Les zones idéales pour les projets d’énergie renouvelable semblent être les eaux peu profondes au large de la province, en déposant des fondations gravitaires en béton sur une surface dure pouvant supporter le poids.
«Il est possible de l’appliquer à des éléments tels que la roche mère ou les sédiments glaciaires, par exemple, mais dès qu’on commence à obtenir des boues molles ou quelque chose qui pourrait contenir du gaz ou tout type de matériau biogène, cela commence à poser un problème», explique Jordan Eamer, aussi chercheur scientifique à la Commission.
Dans les eaux plus profondes, de 30 à 70 mètres, ils enfoncent le tuyau de l’éolienne dans une région où le sable est limoneux et épais.
À ce jour, moins de 25 % du plancher océanique à l’échelle mondiale a été cartographié. «Le reste est très, très peu documenté», insiste M. Normandeau, et si le secteur va de l’avant avec les projets d’énergies renouvelables, il faudra des cartes pour soumettre l’industrie à une régulation.

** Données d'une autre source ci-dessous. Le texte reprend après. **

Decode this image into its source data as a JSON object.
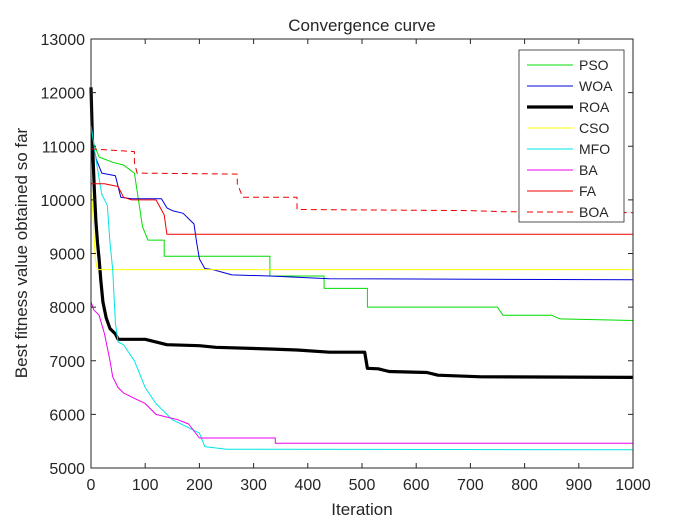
{
  "chart_data": {
    "type": "line",
    "title": "Convergence curve",
    "xlabel": "Iteration",
    "ylabel": "Best fitness value obtained so far",
    "xlim": [
      0,
      1000
    ],
    "ylim": [
      5000,
      13000
    ],
    "xticks": [
      "0",
      "100",
      "200",
      "300",
      "400",
      "500",
      "600",
      "700",
      "800",
      "900",
      "1000"
    ],
    "yticks": [
      "5000",
      "6000",
      "7000",
      "8000",
      "9000",
      "10000",
      "11000",
      "12000",
      "13000"
    ],
    "grid": false,
    "legend_position": "top-right",
    "series": [
      {
        "name": "PSO",
        "color": "#00dd00",
        "dash": "solid",
        "width": 1,
        "points": [
          [
            0,
            11500
          ],
          [
            5,
            11050
          ],
          [
            15,
            10800
          ],
          [
            40,
            10700
          ],
          [
            60,
            10650
          ],
          [
            80,
            10500
          ],
          [
            95,
            9500
          ],
          [
            105,
            9250
          ],
          [
            135,
            9250
          ],
          [
            135,
            8950
          ],
          [
            330,
            8950
          ],
          [
            330,
            8580
          ],
          [
            430,
            8580
          ],
          [
            430,
            8350
          ],
          [
            510,
            8350
          ],
          [
            510,
            8000
          ],
          [
            750,
            8000
          ],
          [
            760,
            7850
          ],
          [
            850,
            7850
          ],
          [
            865,
            7780
          ],
          [
            1000,
            7750
          ]
        ]
      },
      {
        "name": "WOA",
        "color": "#0000dd",
        "dash": "solid",
        "width": 1,
        "points": [
          [
            0,
            11200
          ],
          [
            10,
            10750
          ],
          [
            20,
            10500
          ],
          [
            45,
            10450
          ],
          [
            55,
            10050
          ],
          [
            75,
            10020
          ],
          [
            130,
            10020
          ],
          [
            140,
            9850
          ],
          [
            150,
            9800
          ],
          [
            170,
            9750
          ],
          [
            190,
            9550
          ],
          [
            195,
            9200
          ],
          [
            200,
            8900
          ],
          [
            210,
            8720
          ],
          [
            225,
            8700
          ],
          [
            260,
            8600
          ],
          [
            330,
            8580
          ],
          [
            440,
            8530
          ],
          [
            1000,
            8510
          ]
        ]
      },
      {
        "name": "ROA",
        "color": "#000000",
        "dash": "solid",
        "width": 3.2,
        "points": [
          [
            0,
            12100
          ],
          [
            3,
            11000
          ],
          [
            6,
            10200
          ],
          [
            9,
            9600
          ],
          [
            12,
            9200
          ],
          [
            15,
            8900
          ],
          [
            18,
            8500
          ],
          [
            22,
            8100
          ],
          [
            28,
            7800
          ],
          [
            35,
            7600
          ],
          [
            45,
            7500
          ],
          [
            50,
            7400
          ],
          [
            100,
            7400
          ],
          [
            140,
            7300
          ],
          [
            200,
            7280
          ],
          [
            230,
            7250
          ],
          [
            330,
            7220
          ],
          [
            380,
            7200
          ],
          [
            440,
            7160
          ],
          [
            505,
            7160
          ],
          [
            510,
            6860
          ],
          [
            530,
            6850
          ],
          [
            550,
            6800
          ],
          [
            620,
            6780
          ],
          [
            640,
            6730
          ],
          [
            720,
            6700
          ],
          [
            1000,
            6690
          ]
        ]
      },
      {
        "name": "CSO",
        "color": "#ffff00",
        "dash": "solid",
        "width": 1,
        "points": [
          [
            0,
            10400
          ],
          [
            8,
            8900
          ],
          [
            12,
            8700
          ],
          [
            1000,
            8700
          ]
        ]
      },
      {
        "name": "MFO",
        "color": "#00e5e5",
        "dash": "solid",
        "width": 1,
        "points": [
          [
            0,
            11400
          ],
          [
            10,
            10700
          ],
          [
            20,
            10100
          ],
          [
            30,
            9900
          ],
          [
            35,
            9200
          ],
          [
            40,
            8700
          ],
          [
            45,
            7700
          ],
          [
            50,
            7350
          ],
          [
            60,
            7300
          ],
          [
            80,
            7000
          ],
          [
            100,
            6500
          ],
          [
            120,
            6200
          ],
          [
            150,
            5900
          ],
          [
            200,
            5650
          ],
          [
            210,
            5400
          ],
          [
            250,
            5350
          ],
          [
            1000,
            5340
          ]
        ]
      },
      {
        "name": "BA",
        "color": "#ee00ee",
        "dash": "solid",
        "width": 1,
        "points": [
          [
            0,
            8100
          ],
          [
            5,
            7950
          ],
          [
            15,
            7850
          ],
          [
            25,
            7500
          ],
          [
            35,
            7000
          ],
          [
            40,
            6700
          ],
          [
            50,
            6500
          ],
          [
            60,
            6400
          ],
          [
            80,
            6300
          ],
          [
            100,
            6200
          ],
          [
            120,
            6000
          ],
          [
            140,
            5950
          ],
          [
            160,
            5900
          ],
          [
            180,
            5820
          ],
          [
            200,
            5560
          ],
          [
            340,
            5560
          ],
          [
            340,
            5460
          ],
          [
            1000,
            5460
          ]
        ]
      },
      {
        "name": "FA",
        "color": "#ee0000",
        "dash": "solid",
        "width": 1,
        "points": [
          [
            0,
            10300
          ],
          [
            25,
            10300
          ],
          [
            50,
            10250
          ],
          [
            60,
            10050
          ],
          [
            75,
            10000
          ],
          [
            120,
            10000
          ],
          [
            135,
            9720
          ],
          [
            140,
            9360
          ],
          [
            1000,
            9360
          ]
        ]
      },
      {
        "name": "BOA",
        "color": "#ee0000",
        "dash": "dashed",
        "width": 1,
        "points": [
          [
            0,
            10950
          ],
          [
            80,
            10900
          ],
          [
            80,
            10700
          ],
          [
            85,
            10500
          ],
          [
            270,
            10480
          ],
          [
            270,
            10300
          ],
          [
            280,
            10050
          ],
          [
            380,
            10050
          ],
          [
            380,
            9820
          ],
          [
            700,
            9800
          ],
          [
            760,
            9780
          ],
          [
            1000,
            9760
          ]
        ]
      }
    ]
  }
}
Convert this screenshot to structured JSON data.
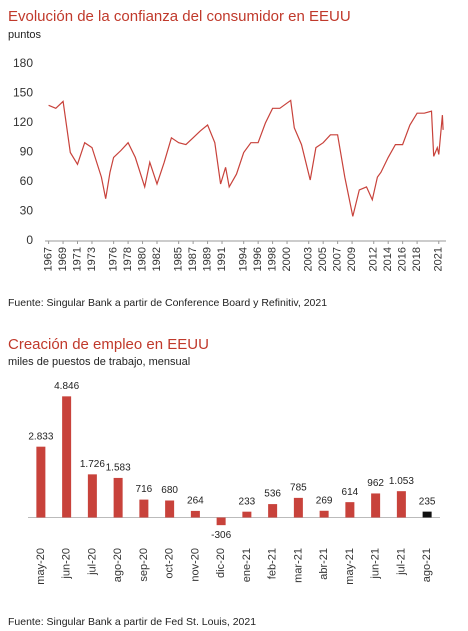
{
  "chart_data": [
    {
      "type": "line",
      "title": "Evolución de la confianza del consumidor en EEUU",
      "subtitle": "puntos",
      "source": "Fuente: Singular Bank a partir de Conference Board y Refinitiv, 2021",
      "x": [
        1967,
        1968,
        1969,
        1970,
        1971,
        1972,
        1973,
        1974.3,
        1974.9,
        1975.5,
        1976,
        1977,
        1978,
        1979,
        1980.3,
        1981,
        1982,
        1983,
        1984,
        1985,
        1986,
        1987,
        1988,
        1989,
        1990,
        1990.8,
        1991.5,
        1992,
        1993,
        1994,
        1995,
        1996,
        1997,
        1998,
        1999,
        2000.5,
        2001,
        2002,
        2003.2,
        2004,
        2005,
        2006,
        2007,
        2008,
        2009.1,
        2010,
        2011,
        2011.8,
        2012.5,
        2013,
        2014,
        2015,
        2016,
        2017,
        2018,
        2019,
        2020,
        2020.3,
        2020.8,
        2021,
        2021.5,
        2021.6
      ],
      "series": [
        {
          "name": "Confianza del consumidor",
          "color": "#c8423b",
          "values": [
            138,
            135,
            142,
            90,
            78,
            100,
            95,
            65,
            43,
            70,
            85,
            92,
            100,
            85,
            55,
            80,
            58,
            80,
            105,
            100,
            98,
            105,
            112,
            118,
            100,
            58,
            75,
            55,
            68,
            90,
            100,
            100,
            120,
            135,
            135,
            143,
            115,
            98,
            62,
            95,
            100,
            108,
            108,
            65,
            25,
            52,
            55,
            42,
            65,
            70,
            85,
            98,
            98,
            118,
            130,
            130,
            132,
            86,
            95,
            88,
            128,
            113
          ]
        }
      ],
      "xlim": [
        1966.5,
        2022
      ],
      "xticks": [
        1967,
        1969,
        1971,
        1973,
        1976,
        1978,
        1980,
        1982,
        1985,
        1987,
        1989,
        1991,
        1994,
        1996,
        1998,
        2000,
        2003,
        2005,
        2007,
        2009,
        2012,
        2014,
        2016,
        2018,
        2021
      ],
      "ylim": [
        0,
        180
      ],
      "yticks": [
        0,
        30,
        60,
        90,
        120,
        150,
        180
      ],
      "grid": false
    },
    {
      "type": "bar",
      "title": "Creación de empleo en EEUU",
      "subtitle": "miles de puestos de trabajo, mensual",
      "source": "Fuente: Singular Bank a partir de Fed St. Louis, 2021",
      "categories": [
        "may-20",
        "jun-20",
        "jul-20",
        "ago-20",
        "sep-20",
        "oct-20",
        "nov-20",
        "dic-20",
        "ene-21",
        "feb-21",
        "mar-21",
        "abr-21",
        "may-21",
        "jun-21",
        "jul-21",
        "ago-21"
      ],
      "values": [
        2833,
        4846,
        1726,
        1583,
        716,
        680,
        264,
        -306,
        233,
        536,
        785,
        269,
        614,
        962,
        1053,
        235
      ],
      "value_labels": [
        "2.833",
        "4.846",
        "1.726",
        "1.583",
        "716",
        "680",
        "264",
        "-306",
        "233",
        "536",
        "785",
        "269",
        "614",
        "962",
        "1.053",
        "235"
      ],
      "colors": [
        "#c8423b",
        "#c8423b",
        "#c8423b",
        "#c8423b",
        "#c8423b",
        "#c8423b",
        "#c8423b",
        "#c8423b",
        "#c8423b",
        "#c8423b",
        "#c8423b",
        "#c8423b",
        "#c8423b",
        "#c8423b",
        "#c8423b",
        "#111111"
      ],
      "ylim": [
        -700,
        5300
      ]
    }
  ]
}
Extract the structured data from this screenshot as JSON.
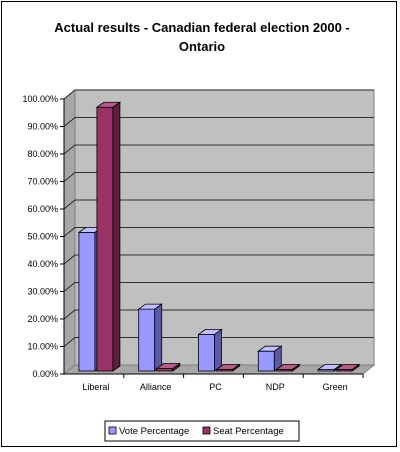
{
  "chart_data": {
    "type": "bar",
    "title_lines": [
      "Actual results - Canadian federal election 2000 -",
      "Ontario"
    ],
    "categories": [
      "Liberal",
      "Alliance",
      "PC",
      "NDP",
      "Green"
    ],
    "series": [
      {
        "name": "Vote Percentage",
        "values": [
          51.5,
          23.6,
          14.4,
          8.3,
          0.9
        ]
      },
      {
        "name": "Seat Percentage",
        "values": [
          97.0,
          2.0,
          0.0,
          1.0,
          0.0
        ]
      }
    ],
    "yticks": [
      "0.00%",
      "10.00%",
      "20.00%",
      "30.00%",
      "40.00%",
      "50.00%",
      "60.00%",
      "70.00%",
      "80.00%",
      "90.00%",
      "100.00%"
    ],
    "ylim": [
      0,
      100
    ],
    "grid": true,
    "legend_position": "bottom",
    "colors": {
      "vote_front": "#9999ff",
      "vote_side": "#5a5aa8",
      "vote_top": "#c0c0ff",
      "seat_front": "#993366",
      "seat_side": "#5e1f3e",
      "seat_top": "#b65a88",
      "wall": "#c0c0c0",
      "floor": "#a6a6a6",
      "gridline": "#000000"
    }
  }
}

En 2022, l’UNESCO a déclaré que, d’ici 2030, au moins 80 % des fonds marins seront cartographiés. La carte actuelle de la Commission pour la Nouvelle-Écosse documente les fonds marins jusqu’à environ 500 km à l’est du plateau.
«Un paysage relique d’un autre temps»
Le plateau néo-écossais, il y a 10 000 ans, était en grande partie émergé, un archipel qui a disparu après la fonte des glaciers. Les examens des données récentes offrent plus de détails précis sur les reliefs de l’océan, dont la présence de ravines, de dunes et des évidences d’avalanches sous-marines passées.
On y a découvert de même des trésors du passé comme des chenaux ensevelis, des amas de débris rocheux et les traces des effets de l’érosion par les nappes glaciaires sur les paysages, ce qui permet de reconstituer l’histoire des océans.
L’un des outils utilisés lors des missions est un extracteur de carottes de sédiments, de longs échantillons tubulaires et verticaux, afin d’analyser les couches sédimentaires qui sont déposées à travers le temps.
Le processus est «excessivement cher», informe Alexandre Normandeau, et prend «énormément de temps», ce qui peut expliquer le retard. Il faut passer à travers chaque bande de territoire comme une tondeuse à gazon : une ligne à la fois, l’une à côté de l’autre.
Un autre problème, selon lui, c’est une mentalité qui persiste. Plusieurs ont tendance à ne pas porter attention à ce qui se passe dans l’océan. «On ignore un peu ce qui est là. On se dit, ah ben, ce qui est sous l’eau, c’est inerte, ça bouge pas, alors que c’est pas vrai. Ça bouge énormément», conclut M. Normandeau.